There was the psychic who said I would have a third child, despite my husband and I already ruling that possibility out in a rather final way.
“Oh, you must adopt or foster someone then,” a dear long time friend said.
“You’d be good at that, you rule the household with an iron fist and your children are so perfectly behaved.”
Okay, so she didn’t say the last part, but it got me thinking about what it would be like to take children you didn’t know from a bar of soap into your home and make them feel like they belong.
Every government department of families in the country is crying out for people of all ages, races and backgrounds to help to raise children that have been taken into care due to abuse or neglect.
While their first aim is to place these children in kinship care, with relatives or somebody known to them that can provide a stable and caring environment, that is not always possible.
So that is where people like Rochelle and Daran Royce come in.
The Royce family
The Sunshine Coast couple and Rochelle’s son Lachlan have been a respite carer family for the past five years.
In that time, they have taken in 14 children between the ages of six and 17 on weekends, and sometimes longer, in order to give the children’s full time foster carers a break.
While I had always imagined setting down the rule of the land as soon as a child set foot in your house would be the way to go, Rochelle explained it was actually the complete opposite.
“At first, you need to go gently, gently until there’s trust and a bit of security.

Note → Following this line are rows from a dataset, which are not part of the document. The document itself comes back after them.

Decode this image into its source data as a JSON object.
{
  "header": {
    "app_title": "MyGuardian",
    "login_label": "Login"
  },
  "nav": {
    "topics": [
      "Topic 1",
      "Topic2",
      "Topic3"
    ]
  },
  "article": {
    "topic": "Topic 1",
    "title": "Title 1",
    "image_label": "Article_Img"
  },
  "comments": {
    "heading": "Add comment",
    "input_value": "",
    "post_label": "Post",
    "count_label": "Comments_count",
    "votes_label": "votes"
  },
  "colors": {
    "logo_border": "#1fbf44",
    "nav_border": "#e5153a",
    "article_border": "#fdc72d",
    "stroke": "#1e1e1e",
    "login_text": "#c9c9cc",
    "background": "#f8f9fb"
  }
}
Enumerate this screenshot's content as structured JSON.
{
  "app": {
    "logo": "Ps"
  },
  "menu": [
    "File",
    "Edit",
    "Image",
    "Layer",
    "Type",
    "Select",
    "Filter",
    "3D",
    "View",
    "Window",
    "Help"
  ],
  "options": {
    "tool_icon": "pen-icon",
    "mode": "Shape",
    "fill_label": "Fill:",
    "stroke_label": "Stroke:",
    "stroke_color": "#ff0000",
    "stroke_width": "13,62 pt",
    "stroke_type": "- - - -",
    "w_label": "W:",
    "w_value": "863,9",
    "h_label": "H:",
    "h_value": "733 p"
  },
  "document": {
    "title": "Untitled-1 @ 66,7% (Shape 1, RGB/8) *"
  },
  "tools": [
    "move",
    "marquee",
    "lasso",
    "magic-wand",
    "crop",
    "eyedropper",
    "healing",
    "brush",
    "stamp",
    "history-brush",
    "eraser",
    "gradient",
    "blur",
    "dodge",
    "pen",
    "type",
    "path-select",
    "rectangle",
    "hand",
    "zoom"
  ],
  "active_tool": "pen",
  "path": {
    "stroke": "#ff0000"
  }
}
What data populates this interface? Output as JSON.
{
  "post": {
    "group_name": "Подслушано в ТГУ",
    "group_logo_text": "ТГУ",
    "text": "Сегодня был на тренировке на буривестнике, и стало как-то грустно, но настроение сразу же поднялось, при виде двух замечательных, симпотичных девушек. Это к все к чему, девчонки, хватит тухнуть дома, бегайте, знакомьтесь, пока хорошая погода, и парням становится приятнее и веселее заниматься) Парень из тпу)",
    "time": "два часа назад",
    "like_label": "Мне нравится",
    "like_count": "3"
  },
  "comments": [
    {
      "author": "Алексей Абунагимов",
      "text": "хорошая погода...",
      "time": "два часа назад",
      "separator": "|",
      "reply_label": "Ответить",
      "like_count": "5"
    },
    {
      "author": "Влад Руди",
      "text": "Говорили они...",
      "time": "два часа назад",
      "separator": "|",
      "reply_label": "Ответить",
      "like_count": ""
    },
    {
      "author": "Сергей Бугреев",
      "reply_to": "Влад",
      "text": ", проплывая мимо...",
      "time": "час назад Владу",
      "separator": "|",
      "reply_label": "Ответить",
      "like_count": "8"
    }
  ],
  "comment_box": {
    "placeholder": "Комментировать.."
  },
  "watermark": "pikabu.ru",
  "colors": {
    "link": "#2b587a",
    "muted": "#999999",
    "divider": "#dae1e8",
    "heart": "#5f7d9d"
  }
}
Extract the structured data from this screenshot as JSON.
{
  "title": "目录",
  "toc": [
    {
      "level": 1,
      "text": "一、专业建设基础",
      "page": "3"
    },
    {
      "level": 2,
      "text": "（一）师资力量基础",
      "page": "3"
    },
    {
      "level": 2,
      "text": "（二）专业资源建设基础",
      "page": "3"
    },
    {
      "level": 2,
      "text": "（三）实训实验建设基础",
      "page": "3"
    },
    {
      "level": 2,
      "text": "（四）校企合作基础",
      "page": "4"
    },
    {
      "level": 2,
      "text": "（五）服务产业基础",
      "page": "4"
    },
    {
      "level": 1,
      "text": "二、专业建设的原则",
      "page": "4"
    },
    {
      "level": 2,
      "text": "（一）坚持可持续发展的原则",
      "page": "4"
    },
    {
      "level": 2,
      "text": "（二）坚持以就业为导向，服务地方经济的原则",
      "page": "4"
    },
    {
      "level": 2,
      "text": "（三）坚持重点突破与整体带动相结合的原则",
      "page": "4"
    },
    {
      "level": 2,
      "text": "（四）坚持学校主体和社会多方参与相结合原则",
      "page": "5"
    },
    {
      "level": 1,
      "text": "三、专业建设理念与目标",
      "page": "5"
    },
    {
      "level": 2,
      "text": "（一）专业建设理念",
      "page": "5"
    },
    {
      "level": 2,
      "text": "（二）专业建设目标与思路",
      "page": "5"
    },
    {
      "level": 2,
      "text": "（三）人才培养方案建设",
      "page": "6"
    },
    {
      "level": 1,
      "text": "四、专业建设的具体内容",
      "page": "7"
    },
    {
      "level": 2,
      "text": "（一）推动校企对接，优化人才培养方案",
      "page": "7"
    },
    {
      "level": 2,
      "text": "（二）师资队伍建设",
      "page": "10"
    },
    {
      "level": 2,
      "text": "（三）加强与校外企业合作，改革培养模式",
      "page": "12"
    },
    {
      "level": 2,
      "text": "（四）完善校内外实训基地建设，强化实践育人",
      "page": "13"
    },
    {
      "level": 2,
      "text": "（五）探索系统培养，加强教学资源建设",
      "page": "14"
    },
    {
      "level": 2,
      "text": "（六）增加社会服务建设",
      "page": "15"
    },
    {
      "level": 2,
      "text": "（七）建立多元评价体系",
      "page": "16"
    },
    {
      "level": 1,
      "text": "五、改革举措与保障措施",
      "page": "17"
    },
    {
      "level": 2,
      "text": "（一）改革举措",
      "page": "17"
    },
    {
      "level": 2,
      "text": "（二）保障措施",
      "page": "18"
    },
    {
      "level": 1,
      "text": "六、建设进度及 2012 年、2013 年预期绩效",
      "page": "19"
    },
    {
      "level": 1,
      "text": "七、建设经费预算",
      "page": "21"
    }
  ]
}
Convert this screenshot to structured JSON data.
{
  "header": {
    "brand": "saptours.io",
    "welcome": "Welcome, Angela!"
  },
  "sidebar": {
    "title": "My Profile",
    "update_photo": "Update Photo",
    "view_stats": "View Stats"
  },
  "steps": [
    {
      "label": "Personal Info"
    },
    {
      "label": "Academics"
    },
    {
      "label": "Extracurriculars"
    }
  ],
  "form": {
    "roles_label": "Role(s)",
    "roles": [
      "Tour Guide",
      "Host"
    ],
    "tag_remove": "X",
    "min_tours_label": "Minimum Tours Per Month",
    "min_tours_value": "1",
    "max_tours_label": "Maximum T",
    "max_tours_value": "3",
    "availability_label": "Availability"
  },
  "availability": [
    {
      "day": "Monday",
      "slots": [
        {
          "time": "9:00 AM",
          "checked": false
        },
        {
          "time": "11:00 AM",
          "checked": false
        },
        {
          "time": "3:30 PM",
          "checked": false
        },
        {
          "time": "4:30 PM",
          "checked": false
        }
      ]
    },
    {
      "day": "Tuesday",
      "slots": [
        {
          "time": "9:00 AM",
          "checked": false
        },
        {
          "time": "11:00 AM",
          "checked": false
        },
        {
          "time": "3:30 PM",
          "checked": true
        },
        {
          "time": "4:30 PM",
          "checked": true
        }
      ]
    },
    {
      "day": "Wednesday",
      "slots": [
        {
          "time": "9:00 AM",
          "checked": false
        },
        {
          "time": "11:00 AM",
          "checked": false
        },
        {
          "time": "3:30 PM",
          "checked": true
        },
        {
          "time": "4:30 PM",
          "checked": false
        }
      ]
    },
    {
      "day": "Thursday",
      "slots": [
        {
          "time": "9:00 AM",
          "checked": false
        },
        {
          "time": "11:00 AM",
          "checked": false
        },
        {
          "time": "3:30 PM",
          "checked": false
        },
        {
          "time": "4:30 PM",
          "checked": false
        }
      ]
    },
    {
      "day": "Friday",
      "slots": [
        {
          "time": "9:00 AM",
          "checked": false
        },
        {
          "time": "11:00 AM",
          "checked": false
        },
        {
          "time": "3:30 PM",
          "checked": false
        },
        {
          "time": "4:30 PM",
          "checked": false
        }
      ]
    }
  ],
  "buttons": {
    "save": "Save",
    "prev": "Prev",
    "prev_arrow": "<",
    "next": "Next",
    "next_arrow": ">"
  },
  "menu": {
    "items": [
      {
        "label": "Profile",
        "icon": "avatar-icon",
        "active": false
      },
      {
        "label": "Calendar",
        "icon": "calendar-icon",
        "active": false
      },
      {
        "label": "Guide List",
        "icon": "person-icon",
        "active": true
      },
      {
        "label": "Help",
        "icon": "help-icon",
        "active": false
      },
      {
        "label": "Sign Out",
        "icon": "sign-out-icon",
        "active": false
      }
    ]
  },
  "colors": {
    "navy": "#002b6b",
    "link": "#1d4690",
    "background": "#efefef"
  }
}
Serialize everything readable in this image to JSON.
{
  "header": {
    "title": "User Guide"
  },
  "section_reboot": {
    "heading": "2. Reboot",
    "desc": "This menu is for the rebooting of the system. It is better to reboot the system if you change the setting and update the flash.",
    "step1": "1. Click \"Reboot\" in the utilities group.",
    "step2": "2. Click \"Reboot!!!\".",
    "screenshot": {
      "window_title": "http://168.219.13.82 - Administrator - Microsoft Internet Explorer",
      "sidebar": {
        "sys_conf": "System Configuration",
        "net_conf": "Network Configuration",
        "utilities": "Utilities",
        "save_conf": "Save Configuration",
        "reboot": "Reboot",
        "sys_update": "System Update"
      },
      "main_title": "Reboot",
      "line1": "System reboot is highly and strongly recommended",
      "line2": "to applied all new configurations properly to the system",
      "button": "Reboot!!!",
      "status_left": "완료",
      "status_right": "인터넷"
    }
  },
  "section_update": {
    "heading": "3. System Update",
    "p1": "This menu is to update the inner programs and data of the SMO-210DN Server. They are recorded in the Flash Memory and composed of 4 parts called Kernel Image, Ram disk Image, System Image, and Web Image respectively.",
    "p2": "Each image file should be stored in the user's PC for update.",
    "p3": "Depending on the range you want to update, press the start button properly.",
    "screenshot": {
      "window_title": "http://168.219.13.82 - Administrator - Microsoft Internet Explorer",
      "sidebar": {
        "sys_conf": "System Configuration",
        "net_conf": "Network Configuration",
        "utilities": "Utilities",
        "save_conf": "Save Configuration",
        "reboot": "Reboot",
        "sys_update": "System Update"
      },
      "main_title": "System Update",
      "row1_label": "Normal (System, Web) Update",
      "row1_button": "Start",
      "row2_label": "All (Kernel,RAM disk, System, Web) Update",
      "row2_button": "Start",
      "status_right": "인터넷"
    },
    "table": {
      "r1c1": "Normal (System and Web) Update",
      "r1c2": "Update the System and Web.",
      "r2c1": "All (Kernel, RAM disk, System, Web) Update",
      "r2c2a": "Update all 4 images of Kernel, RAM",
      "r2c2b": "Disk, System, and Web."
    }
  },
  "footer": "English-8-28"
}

The quicker you can get them into a routine, they will feel safer and the calmer you can be and the more matter-of-fact you can be, they feel reassured. They all have different psychological, physical and emotional needs and they all have these for different reasons so you just have to take the time to read the child and let them read you,” she said.
“There are children who act out physically, those who withdraw and some who have been ‘parentified’, where they are so used to thinking for their parent and acting for their parent that they have forgotten how to be a child.”
Yes, she sounds like a qualified psychologist, but Rochelle assured me she was just like any other woman who had a desire to raise children and give them the best opportunity in life.
The key was the training she received through Life Without Barriers, an organisation that works closely with the Queensland Department of Child Safety.
Being part of the village
There are dozens of organisations just like Life Without Barriers in every state and territory in Australia and they all provide comprehensive training and 24 hour support for foster carers.
It really is like the village raising a child mentality, only Rochelle likened the network to a “group of organised mums” who dropped everything to provide the help you need at any hour.
No, it is not all roses and sunshine and Rochelle openly explained one of her biggest challenges was trying not to react when the children became relaxed and began to share some of the horrific details of their past.
“It is what they know. The reality is that I grew up with loving parents and three sisters in a safe home and that is not everybody’s reality. It is hard not to look shocked at what you could hear, but instead to actively listen. You might have to report some things later on, but it is amazing to see how relaxed the child becomes when they feel safe enough to share these things with you,” she said.